Sunday 24 January 2021

Lockdown CBe food, part 4


A pause between the food in the three previous posts and whatever’s coming next.

So I asked writers published by CBe writers to send me recipes, and almost without exception the ones they sent could have come in anonymously and I’d have still known who sent them. Everyone’s cooking has their fingerprint. Food is class and sex and history and childhood and heredity and politics and everything else.

Most of what I cook tastes same-ish, because it’s me cooking it. The versions I’ve cooked of the recipes I’ve been sent have often been a bit sloppy. (See the previous posts for the results so far.) That’s fine; your versions will be even more sloppy, or neater.

In the house I grew up in, food was mostly functional: eat to live, not live to eat. When I moved out of home, aged 17, my mum taught me how to cook an omelette. Roughly around then, an exotic place opened in the local market town in Yorkshire that served spaghetti. In my early 20s, someone asked me to chop garlic and I’d never done this before.

I didn’t really learn anything about food until I had people to cook for. Nor did my mother: when she married in 1948, her own mother gave her a book titled Essentials of Modern Cookery, which includes instructions on how to roast a heart (above). Jump a generation and I have photos of my sons at work on the cakes for their second birthday. This is so important. They know how to make things and not just for themselves.

(The great thing about baking, by the way, is that it usually doesn’t have to be timed for a particular point in a meal, and you can do it at 3 in the morning if that’s what you feel like doing. I have big anxiety about when to take cakes out of the oven, and err on the side of leaving them in too long. Black crusts and apologies and everyone says it’s lovely but it’s not.)

Most of the recipes that have come in are simple fare. In literature, plain cooking (like Orwell’s ‘plain style’) has a perceived moral value – you can tell the goodies from the baddies by what they eat. Kitty and Levin in Anna Karenina make jam and pick mushrooms while Oblonsky in Moscow swills down oysters from Germany with French champagne. On the other hand there’s Isak Dinesen’s Babette’s Feast, in which an austere Puritanical community in Jutland come to experience the joy, both physical and spiritual, that cooking as a form of art can bring.

The point being made in Anna Karenina about food is not just about keeping it simple but about its production and its sharing. Since March last year a Lockdown Subscription has been offered from the home page of the website – 10 books of your choice (actually I send at least a dozen, plus extras) for £65, post-free in the UK – and because of Covid restrictions this has been a main means of getting the books to readers. New (and repeat) subscribers are very welcome. Help me along here.
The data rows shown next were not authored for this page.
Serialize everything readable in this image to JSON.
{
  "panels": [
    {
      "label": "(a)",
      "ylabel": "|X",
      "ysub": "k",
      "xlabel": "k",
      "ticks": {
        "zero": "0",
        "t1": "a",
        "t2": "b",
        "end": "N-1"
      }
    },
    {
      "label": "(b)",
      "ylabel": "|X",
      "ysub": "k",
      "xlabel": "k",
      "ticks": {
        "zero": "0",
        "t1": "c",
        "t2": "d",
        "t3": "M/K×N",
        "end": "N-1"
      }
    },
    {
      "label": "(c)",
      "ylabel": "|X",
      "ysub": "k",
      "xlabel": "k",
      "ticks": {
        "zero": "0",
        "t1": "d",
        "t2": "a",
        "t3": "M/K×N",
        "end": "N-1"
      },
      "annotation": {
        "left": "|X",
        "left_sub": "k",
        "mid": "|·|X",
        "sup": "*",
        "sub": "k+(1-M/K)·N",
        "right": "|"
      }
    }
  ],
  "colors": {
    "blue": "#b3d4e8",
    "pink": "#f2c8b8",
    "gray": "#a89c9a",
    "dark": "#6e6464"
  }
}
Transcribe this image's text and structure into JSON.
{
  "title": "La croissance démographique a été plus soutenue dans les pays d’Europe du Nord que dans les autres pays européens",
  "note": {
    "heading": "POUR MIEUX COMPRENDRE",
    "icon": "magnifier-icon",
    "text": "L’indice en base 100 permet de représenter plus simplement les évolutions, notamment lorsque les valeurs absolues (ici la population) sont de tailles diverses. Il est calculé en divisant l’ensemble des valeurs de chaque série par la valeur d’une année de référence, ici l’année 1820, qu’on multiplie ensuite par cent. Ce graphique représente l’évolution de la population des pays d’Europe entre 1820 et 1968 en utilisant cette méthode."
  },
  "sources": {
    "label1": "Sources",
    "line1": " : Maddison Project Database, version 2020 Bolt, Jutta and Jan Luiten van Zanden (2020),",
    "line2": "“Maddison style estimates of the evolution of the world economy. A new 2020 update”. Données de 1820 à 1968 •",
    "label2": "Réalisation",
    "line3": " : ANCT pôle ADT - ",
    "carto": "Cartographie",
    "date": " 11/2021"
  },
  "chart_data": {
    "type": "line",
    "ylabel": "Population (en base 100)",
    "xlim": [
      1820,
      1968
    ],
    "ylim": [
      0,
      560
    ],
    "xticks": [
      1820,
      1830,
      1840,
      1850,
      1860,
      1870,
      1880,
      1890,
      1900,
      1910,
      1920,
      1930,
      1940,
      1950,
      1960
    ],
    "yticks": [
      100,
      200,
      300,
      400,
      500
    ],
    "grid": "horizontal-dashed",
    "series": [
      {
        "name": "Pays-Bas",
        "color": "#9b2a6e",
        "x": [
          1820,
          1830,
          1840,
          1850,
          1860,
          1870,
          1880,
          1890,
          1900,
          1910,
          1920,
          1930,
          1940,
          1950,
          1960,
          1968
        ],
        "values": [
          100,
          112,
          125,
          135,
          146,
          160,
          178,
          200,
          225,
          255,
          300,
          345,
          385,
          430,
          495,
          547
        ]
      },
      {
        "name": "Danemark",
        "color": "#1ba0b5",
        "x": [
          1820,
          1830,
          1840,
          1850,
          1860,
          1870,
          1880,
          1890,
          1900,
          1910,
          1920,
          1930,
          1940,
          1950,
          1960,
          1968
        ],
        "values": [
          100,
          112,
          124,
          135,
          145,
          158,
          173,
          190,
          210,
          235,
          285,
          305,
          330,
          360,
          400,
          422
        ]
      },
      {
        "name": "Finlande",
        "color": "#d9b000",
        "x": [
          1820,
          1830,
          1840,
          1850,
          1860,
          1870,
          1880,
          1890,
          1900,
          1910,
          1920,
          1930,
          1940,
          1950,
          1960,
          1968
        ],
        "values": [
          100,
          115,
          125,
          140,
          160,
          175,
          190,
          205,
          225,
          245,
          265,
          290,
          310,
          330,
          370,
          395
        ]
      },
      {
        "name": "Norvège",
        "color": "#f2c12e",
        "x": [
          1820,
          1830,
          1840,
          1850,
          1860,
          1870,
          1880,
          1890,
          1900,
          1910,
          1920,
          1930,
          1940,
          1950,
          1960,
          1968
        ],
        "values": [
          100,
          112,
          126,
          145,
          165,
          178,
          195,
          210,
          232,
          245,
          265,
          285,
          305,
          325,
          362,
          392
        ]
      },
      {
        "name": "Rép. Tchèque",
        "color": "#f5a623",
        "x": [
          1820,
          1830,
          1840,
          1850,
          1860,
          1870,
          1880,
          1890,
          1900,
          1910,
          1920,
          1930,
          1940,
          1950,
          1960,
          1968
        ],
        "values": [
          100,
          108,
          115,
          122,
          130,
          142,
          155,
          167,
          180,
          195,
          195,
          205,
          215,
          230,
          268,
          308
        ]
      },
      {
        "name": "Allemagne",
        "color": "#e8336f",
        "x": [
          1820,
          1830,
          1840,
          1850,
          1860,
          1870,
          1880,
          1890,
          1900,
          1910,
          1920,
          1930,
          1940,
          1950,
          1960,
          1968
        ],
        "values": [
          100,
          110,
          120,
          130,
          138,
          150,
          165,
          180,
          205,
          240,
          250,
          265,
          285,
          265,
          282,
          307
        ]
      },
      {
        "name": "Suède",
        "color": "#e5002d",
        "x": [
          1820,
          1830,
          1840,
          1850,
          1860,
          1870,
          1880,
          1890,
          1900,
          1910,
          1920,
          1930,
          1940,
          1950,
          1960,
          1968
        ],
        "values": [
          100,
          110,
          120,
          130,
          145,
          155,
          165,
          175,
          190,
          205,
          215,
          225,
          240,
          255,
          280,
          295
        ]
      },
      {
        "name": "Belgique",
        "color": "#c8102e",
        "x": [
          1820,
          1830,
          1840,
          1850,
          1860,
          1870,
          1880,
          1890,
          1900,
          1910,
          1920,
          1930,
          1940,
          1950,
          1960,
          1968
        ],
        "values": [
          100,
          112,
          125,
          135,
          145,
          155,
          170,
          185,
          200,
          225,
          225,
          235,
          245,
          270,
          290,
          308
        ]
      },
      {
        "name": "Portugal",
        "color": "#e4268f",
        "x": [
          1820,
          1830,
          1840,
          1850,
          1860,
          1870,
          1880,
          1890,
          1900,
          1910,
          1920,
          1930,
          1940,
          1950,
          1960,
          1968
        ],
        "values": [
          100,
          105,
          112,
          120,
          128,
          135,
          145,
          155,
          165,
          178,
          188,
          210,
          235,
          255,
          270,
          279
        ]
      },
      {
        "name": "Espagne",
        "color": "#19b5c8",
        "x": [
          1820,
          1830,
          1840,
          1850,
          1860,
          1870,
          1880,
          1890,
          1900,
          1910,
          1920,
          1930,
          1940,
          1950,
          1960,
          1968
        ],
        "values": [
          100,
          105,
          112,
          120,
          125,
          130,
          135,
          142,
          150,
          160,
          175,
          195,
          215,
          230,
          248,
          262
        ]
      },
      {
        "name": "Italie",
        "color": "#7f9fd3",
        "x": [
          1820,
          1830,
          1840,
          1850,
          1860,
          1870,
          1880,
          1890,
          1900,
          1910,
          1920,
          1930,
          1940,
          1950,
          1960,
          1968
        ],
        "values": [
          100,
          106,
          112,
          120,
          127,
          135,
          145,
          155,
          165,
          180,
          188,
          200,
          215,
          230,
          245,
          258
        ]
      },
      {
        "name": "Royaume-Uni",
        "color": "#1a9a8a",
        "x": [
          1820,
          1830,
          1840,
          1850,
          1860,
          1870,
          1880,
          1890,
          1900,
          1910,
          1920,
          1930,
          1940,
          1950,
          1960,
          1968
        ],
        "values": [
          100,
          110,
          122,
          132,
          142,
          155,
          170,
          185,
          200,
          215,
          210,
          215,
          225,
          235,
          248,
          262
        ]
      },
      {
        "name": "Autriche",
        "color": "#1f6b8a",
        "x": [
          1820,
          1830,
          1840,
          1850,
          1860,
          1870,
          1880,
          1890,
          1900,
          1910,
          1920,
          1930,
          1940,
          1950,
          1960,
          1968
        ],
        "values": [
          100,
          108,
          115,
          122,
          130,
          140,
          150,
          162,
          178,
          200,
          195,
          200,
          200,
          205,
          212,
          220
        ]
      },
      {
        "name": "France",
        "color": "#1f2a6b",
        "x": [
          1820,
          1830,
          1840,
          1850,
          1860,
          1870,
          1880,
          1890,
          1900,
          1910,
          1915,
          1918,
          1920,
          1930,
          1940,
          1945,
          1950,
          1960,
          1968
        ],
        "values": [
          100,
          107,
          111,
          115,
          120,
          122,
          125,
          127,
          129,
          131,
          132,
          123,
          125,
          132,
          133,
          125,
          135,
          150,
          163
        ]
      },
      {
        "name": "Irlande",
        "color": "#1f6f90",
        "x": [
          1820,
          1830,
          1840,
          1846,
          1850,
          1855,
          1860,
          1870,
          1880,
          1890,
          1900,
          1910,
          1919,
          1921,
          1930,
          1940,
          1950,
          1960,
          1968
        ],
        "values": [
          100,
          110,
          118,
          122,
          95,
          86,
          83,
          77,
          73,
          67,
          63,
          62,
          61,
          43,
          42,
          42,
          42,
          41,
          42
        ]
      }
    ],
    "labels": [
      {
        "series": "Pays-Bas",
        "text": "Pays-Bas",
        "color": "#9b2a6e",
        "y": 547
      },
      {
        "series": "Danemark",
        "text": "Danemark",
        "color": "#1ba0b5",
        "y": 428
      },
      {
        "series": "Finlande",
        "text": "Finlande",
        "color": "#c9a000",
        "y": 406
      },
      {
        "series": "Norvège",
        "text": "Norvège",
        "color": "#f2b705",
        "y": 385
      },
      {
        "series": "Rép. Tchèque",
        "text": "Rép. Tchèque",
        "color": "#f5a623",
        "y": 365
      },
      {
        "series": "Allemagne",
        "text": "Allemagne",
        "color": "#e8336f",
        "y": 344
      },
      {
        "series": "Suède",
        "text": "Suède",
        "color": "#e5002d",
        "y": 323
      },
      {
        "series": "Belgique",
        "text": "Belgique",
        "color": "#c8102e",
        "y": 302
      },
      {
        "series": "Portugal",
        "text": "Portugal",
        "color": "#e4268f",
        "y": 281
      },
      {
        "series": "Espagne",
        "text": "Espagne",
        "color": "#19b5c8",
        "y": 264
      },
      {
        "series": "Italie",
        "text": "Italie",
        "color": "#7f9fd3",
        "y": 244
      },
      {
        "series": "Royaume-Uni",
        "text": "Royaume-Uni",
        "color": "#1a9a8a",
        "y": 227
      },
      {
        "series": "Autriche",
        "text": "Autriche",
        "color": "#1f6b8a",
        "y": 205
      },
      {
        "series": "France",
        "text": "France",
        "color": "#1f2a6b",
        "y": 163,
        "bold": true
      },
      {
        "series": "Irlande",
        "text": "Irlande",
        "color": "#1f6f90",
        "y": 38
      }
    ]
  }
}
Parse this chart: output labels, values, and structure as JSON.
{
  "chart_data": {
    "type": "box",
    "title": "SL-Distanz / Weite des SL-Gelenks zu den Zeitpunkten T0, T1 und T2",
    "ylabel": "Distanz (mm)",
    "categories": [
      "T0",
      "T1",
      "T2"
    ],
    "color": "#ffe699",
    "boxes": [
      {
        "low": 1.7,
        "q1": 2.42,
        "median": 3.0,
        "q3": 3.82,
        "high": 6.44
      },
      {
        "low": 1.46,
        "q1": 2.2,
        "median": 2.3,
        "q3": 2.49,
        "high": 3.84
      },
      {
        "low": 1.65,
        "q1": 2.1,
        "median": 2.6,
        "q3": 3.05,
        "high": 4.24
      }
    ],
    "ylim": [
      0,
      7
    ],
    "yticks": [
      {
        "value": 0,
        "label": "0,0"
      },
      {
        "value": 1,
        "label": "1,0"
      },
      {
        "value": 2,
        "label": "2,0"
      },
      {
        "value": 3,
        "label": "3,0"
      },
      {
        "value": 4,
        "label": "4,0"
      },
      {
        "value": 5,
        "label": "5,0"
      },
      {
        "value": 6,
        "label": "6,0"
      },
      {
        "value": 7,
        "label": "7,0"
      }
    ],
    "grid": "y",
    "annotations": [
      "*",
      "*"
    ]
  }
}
The mulberry tree in the photo below is in the back garden of Wiesiek Powaga, translator of Killing Auntie by Andrzej Bursa, in a village in Hungary. Each village in that region has its own distillery, in the way many villages had (and in many places still have) communal ovens, and Wiesiek translated the mulberries gathered in that net into palinka, a Hungarian fruit brandy. The photographs I don’t want to show are those of the food parcels sent out by catering companies in the UK to families whose children qualify for free school meals, because those photos are obscene: tinned baked beans for the poor despatched in one of the richest countries in the world by a political class (it includes me) that pores over the inventive and often very wonderful recipes in cookery books and magazine supplements. We can do better.